- Film poster
- Directed by: Elmer Clifton
- Written by: Helen Kiely (story); Elmer Clifton (screenplay);
- Produced by: Arthur Alexander (co-producer); Alfred Stern (co-producer);
- Starring: Chick Chandler; June Clyde; George Meeker;
- Cinematography: Robert E. Cline
- Edited by: Charles Henkel Jr.
- Production company: Alexander-Stern Pictures
- Distributed by: Producers Releasing Corporation
- Release date: July 27, 1944;
- Running time: 64 minutes
- Country: United States
- Language: English

= Seven Doors to Death =

1944 film by Elmer Clifton

Seven Doors to Death (also known as Vanishing Corpses in its American reissue title) is a 1944 American film directed by Elmer Clifton and starring Chick Chandler, June Clyde and George Meeker. The film is a comedy/mystery film that was written by Clifton, a prolific independent film director of the era.

==Plot==
At the Hamilton Court shops in Los Angeles, a shot rings out in a darkened apartment. A woman (June Clyde) screams and flees, seeing a car driven by architect Jimmy McMillan (Chick Chandler). She orders him at gunpoint to speed away, in the rush to get away. The car crashes, but the woman disappears. After returning to the scene, McMillan finds a corpse and calls Capt. William Jaffe (Michael Raffetto). By the time the police arrive, the corpse has mysteriously changed to that of a different victim.

The Police Captain recognizes the dead man as Mary Rawling's lawyer. Summoning Rawlings, the owner of the Hamilton Court, McMillan immediately sees that she was the woman in his car. Her alibi does not seem convincing to Jaffe or McMillan, who decides to start his own investigation, starting with the shopkeepers at the Hamilton Court. Antique dealer Donald Adams (Milton Wallace), recalls on the night of the murder, a rare Egyptian chest was stolen from his shop. When McMillan finds the stolen chest, he also finds the man who was killed.

Another suspect, the silversmith Claude Burns (Edgar Dearing) is killed, and as furrier Charles Eaton (George Meeker) becomes involved, Mary is arrested but she is convinced that she is being framed. Ultimately, a confrontation between her accusers leads to the discovery of stolen jewels and the real culprit.

==Cast==

- Chick Chandler as Jimmy McMillan
- June Clyde as Mary Rawling
- George Meeker as Charles Eaton
- Michael Raffetto as Capt. William Jaffe
- Gregory Gaye as Henry Butler aka Gregor
- Edgar Dearing as Claude Burns
- Rebel Randall as Mable De Rose
- Milton Wallace as Donald Adams
- Casey MacGregor as Timothy Green

==Production==
Principal photography on the production took place from May 17 to late May 1944 in Los Angeles. The Crossroads of the World Center in Hollywood featured prominently as the setting for the film. Although produced on a minuscule budget, Clifton made films in the 1940s in a very professional manner, working in various genres including western films. Chick Chandler, more known as a character or bit part comic actor had one of his few starring roles in Seven Doors to Death.

==Reception==
Seven Doors to Death was hampered by a limited budget and stagey production values, and as a B-movie, was not reviewed by traditional sources.
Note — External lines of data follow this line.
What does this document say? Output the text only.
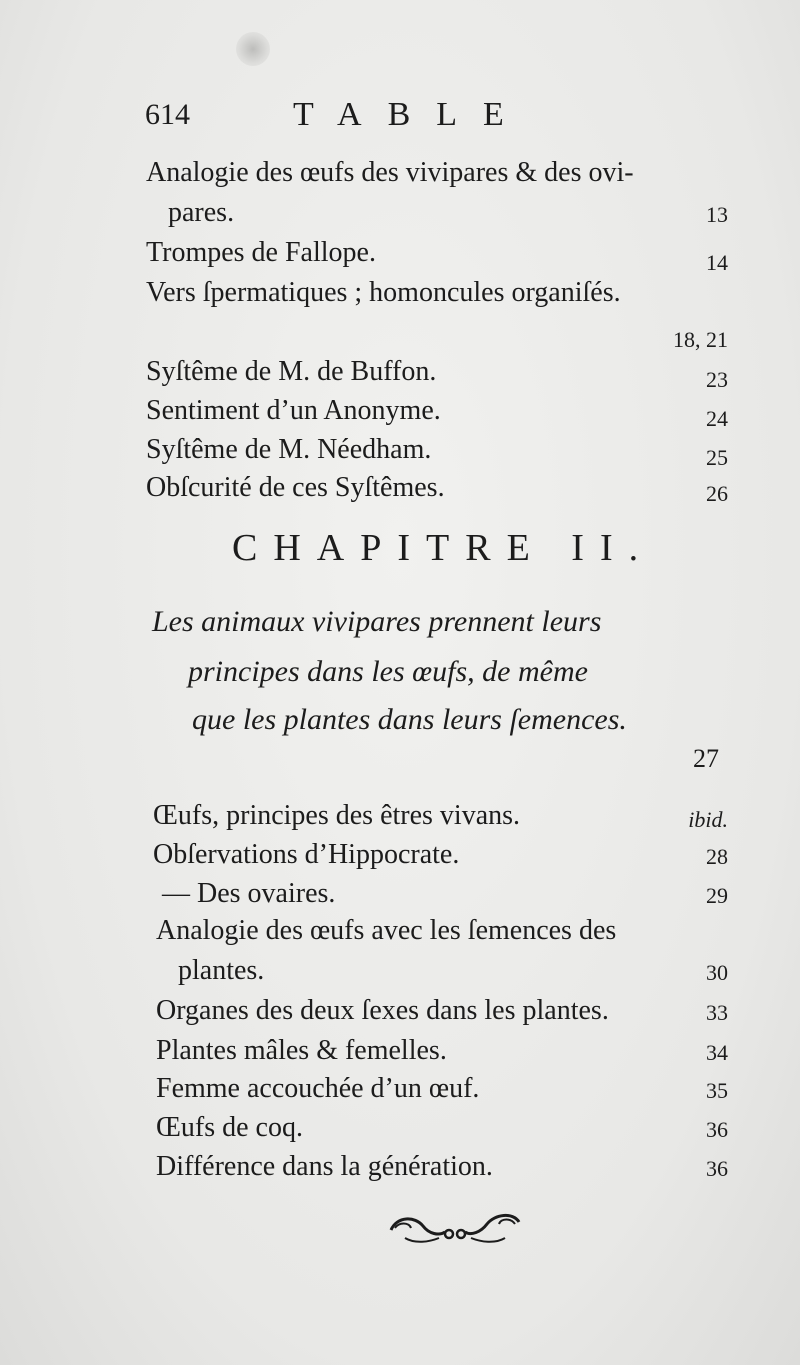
614	TABLE
Analogie des œufs des vivipares & des ovi-
pares.	13
Trompes de Fallope.	14
Vers ſpermatiques ; homoncules organiſés.
18, 21
Syſtême de M. de Buffon.	23
Sentiment d’un Anonyme.	24
Syſtême de M. Néedham.	25
Obſcurité de ces Syſtêmes.	26
CHAPITRE II.
Les animaux vivipares prennent leurs
principes dans les œufs, de même
que les plantes dans leurs ſemences.
27
Œufs, principes des êtres vivans.	ibid.
Obſervations d’Hippocrate.	28
— Des ovaires.	29
Analogie des œufs avec les ſemences des
plantes.	30
Organes des deux ſexes dans les plantes.	33
Plantes mâles & femelles.	34
Femme accouchée d’un œuf.	35
Œufs de coq.	36
Différence dans la génération.	36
In a more recent appraisal, the film did not stand up well. Reviewer Bill Barstad called it "one dull mystery" and "(a) ... mediocre mystery plot with a weak screenplay."

The film was broadcast in the 2004 New Condensed Classics television series in an abbreviated 20-minute version. It has also been shown in the UK on Talking Pictures TV.